Small polarons and the Janus nature of $\text{TiO}_\text{2}(110)$

TL;DR

This study uses density functional theory to explore how small polarons on rutile TiO2(110) surfaces influence water adsorption, dissociation, and hydrogen bonding, revealing complex effects on surface chemistry relevant to catalysis and photovoltaics.

Contribution

It provides a detailed theoretical analysis of the multifaceted role of surface polarons on water interactions with rutile TiO2(110), a topic not previously well understood.

Findings

Polarons suppress water dissociation at polaronic sites.

Polarons facilitate water dissociation at non-polaronic sites.

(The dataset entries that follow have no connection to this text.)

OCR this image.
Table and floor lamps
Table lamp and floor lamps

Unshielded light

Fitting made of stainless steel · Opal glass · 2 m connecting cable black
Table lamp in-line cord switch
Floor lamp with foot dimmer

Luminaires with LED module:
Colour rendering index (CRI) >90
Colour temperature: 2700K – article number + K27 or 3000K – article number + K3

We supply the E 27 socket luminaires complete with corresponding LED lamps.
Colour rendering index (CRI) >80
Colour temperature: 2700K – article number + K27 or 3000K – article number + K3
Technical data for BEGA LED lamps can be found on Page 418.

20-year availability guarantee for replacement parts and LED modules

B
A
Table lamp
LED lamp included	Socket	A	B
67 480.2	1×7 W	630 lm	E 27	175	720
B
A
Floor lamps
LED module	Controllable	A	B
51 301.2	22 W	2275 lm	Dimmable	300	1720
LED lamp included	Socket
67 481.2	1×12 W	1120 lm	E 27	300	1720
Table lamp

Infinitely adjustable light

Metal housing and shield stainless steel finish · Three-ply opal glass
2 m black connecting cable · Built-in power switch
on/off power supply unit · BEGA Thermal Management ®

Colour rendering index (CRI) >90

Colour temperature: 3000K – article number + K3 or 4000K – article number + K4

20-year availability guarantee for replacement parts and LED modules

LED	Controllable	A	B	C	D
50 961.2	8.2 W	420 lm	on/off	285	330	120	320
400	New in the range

Polarons strengthen hydrogen bonds, affecting water structure.

Abstract

Polarons are ubiquitous in many semiconductors and have been linked with conductivity and optical response of materials for photovoltaics and heterogeneous catalysis, yet how surface polarons influence adsorption remains unclear. Here, by modelling the surface of rutile titania using density functional theory, we reveal the effect of small surface polarons on water adsorption, dissociation, and hydrogen bonding. On the one hand the presence of such polarons significantly suppresses dissociation of water molecules that are bonded directly to polaronic sites. On the other hand, polarons facilitate water dissociation at certain non-polaronic sites. Furthermore, polarons strengthen hydrogen bonds, which in turn affects water dissociation in hydrogen bonded overlayer structures. This study reveals that polarons at the rutile surface have complex, multi-faceted, effects on water adsorption, dissociation and hydrogen bonding, highlighting the importance of polarons on water structure and dynamics on such surfaces. We expect that many of the physical properties of surface polarons identified here will apply more generally to surfaces and interfaces that can host small polarons, beyond titania.